Basterebbe pensare che l’intera infrastruttura hardware del Cloud di Microsoft è un Trade Secret, compreso il suo sistema operativo Cloud, meglio noto agli esperti con il nome Azure. Si deve anche tenere presente che la UE non ha nessun modo tecnico, politico né legislativo per monitorare cosa “realmente” Microsoft ci faccia con i dati del popolo europeo. Non solo. Il parassita presente in tutti i microprocessori x86 della Intel (su cui si basa l’87% di tutti i cloud del pianeta) è a sua volta un Trade Secret.

Tre trade secret, uno innestato dentro l’altro, sono un gigantesco Buco Nero.


Facciamo un esempio che riguarda direttamente il Bel Paese. Attualmente l’amministrazione pubblica italiana, in virtù della santa Digital Transformation, da ora in poi utilizzerà a piene mani il Microsoft Cloud come sua infrastruttura IT senza sapere che a livello profondo essa è quella del Deep State degli USA.


Il video che abbiamo preparato racconta nei dettagli questo teatrino nella speranza di sensibilizzare l’opinione pubblica italiana di questa assurda situazione.

Se questo accade allora sarà il caso di inviare una email di richiesta di supporto alla seguente mailbox: info@sicurezzanazionale.gov.it. Dietro questa mailbox ci troviamo il Copasir.

Il Copasir è l’Ente che “[…] verifica in modo sistematico e continuativo che l’attività del Sistema di informazione per la sicurezza si svolga nel rispetto della Costituzione e delle leggi, nell’esclusivo interesse e per la difesa della Repubblica e delle sue istituzioni. Per l’esercizio di questo compito, la legge ha attribuito al Comitato incisivi poteri di controllo e funzioni consultive. [7]” Ce ne rallegriamo.
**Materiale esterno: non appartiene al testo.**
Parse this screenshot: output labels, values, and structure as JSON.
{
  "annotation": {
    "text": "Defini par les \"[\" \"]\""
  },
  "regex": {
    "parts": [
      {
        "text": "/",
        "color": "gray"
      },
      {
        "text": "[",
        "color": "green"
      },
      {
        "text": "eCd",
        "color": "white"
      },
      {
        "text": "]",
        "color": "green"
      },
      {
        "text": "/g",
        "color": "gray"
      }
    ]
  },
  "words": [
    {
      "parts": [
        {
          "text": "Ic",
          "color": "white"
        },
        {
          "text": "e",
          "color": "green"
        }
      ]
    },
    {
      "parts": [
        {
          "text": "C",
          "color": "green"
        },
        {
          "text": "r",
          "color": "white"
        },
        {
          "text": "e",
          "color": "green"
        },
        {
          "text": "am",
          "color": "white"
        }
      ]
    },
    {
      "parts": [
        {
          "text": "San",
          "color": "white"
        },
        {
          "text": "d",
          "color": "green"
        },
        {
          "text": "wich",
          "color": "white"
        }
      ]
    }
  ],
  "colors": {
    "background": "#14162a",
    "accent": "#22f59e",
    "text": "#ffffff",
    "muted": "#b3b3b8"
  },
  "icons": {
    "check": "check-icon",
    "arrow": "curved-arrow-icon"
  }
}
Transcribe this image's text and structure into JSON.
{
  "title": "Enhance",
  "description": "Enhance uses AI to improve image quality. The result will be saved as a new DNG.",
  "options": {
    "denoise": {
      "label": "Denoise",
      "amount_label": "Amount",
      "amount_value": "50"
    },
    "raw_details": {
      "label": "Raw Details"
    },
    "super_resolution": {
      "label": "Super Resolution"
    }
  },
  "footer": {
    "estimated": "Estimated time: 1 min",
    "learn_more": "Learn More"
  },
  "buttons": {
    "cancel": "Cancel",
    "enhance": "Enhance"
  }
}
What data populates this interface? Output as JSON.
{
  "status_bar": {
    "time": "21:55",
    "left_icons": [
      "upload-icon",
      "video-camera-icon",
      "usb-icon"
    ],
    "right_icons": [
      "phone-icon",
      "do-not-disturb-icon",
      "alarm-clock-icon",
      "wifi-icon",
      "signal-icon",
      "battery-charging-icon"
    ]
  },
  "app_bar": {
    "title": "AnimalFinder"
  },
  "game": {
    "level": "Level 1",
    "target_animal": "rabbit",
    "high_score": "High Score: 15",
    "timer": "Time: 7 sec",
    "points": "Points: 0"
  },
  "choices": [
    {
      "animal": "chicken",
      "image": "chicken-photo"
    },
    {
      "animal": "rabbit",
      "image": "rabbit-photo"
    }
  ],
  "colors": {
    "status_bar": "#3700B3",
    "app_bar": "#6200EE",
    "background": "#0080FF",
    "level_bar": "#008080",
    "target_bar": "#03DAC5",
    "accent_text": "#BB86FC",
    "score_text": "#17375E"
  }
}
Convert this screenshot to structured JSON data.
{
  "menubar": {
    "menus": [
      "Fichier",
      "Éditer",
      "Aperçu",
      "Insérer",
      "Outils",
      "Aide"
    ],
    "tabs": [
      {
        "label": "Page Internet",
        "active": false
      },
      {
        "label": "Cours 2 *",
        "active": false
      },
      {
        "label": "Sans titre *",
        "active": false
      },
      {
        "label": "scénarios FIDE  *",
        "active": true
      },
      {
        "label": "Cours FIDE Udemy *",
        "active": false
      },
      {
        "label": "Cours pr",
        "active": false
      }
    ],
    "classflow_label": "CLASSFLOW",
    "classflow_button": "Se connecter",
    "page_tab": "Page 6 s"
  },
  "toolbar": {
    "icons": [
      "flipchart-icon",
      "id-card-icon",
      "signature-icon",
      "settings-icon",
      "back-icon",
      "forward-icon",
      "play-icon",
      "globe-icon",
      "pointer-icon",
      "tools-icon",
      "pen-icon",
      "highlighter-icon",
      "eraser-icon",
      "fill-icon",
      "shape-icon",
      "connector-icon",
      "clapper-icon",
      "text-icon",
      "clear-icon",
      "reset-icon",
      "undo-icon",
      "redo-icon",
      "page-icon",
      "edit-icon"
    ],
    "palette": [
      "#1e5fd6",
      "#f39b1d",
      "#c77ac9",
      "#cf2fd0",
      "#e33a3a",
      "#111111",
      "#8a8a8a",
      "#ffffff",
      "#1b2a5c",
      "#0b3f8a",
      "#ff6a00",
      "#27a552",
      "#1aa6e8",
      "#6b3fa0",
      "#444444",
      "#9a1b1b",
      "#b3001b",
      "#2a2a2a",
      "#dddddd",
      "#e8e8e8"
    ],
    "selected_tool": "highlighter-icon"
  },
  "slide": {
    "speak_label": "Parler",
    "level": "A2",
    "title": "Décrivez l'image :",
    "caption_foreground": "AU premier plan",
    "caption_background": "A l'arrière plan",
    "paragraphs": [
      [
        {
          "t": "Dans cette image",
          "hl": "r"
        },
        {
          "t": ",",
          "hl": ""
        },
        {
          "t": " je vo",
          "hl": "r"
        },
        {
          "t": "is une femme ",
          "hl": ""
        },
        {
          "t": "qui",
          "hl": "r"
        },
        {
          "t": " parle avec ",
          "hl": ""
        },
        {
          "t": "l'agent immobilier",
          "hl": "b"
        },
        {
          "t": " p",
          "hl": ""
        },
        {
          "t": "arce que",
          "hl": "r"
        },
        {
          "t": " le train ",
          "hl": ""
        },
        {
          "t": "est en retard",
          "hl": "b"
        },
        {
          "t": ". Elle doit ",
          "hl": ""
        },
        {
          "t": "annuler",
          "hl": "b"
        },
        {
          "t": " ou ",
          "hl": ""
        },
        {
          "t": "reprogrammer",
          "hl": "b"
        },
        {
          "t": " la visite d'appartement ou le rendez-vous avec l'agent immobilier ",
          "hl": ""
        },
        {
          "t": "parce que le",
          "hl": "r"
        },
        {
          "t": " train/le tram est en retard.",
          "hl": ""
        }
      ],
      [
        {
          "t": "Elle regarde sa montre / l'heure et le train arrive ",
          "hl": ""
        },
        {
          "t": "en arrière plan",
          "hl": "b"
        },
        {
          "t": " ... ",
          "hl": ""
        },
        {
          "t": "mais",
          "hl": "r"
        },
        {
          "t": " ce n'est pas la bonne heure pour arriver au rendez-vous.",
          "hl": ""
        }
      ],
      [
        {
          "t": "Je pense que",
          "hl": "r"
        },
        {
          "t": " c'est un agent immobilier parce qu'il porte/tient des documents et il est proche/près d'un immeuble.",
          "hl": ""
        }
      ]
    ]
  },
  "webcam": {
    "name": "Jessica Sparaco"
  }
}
In questa nostra email vorremo chiedere al Copasir se ha mai sentito parlare del “Livello -3”, oppure della modalità esecutiva privilegiata chiamata “Gods Mode” (Modalità Déi). Saremo lieti di raccontare al Copasir quello che sappiamo[8].


Una volta terminato e pubblicato il video abbiamo appreso che il nostro statista dell’anno 2022, ovviamente stiamo parlando di super Mario Draghi, aveva superato se stesso. In pratica siamo venuti a conoscenza di un articolo, datato 4 ottobre 2022, apparso sul famoso blog e aggregatore statunitense HuffPost la seguente notizia: “Draghi blocca la Cina sul 5G[9]”. Il 4 ottobre 2022, ripetiamo.

L’articolo ad un certo punto ci informa di quanto segue: “Una delle ultime mosse del governo Draghi, datata 28 settembre, ha imposto una significativa sterzata alla sicurezza delle comunicazioni 5G. Tra i provvedimenti approvati quel giorno dal Consiglio dei ministri - scrive il Sole24Ore - c'è l'esercizio del "golden power" per determinare una progressiva uscita di scena dell'operatore cinese Huawei dai piani annuali dei contratti di Tim e Vodafone, i due principali operatori di telecomunicazioni in Italia. L'obiettivo, individuato da tempo, è quello di limitare i potenziali rischi per la cyber sicurezza, evitando che il regime di Pechino possa in qualche modo avere accesso a un'infrastruttura strategica nazionale come le reti di quinta generazione.”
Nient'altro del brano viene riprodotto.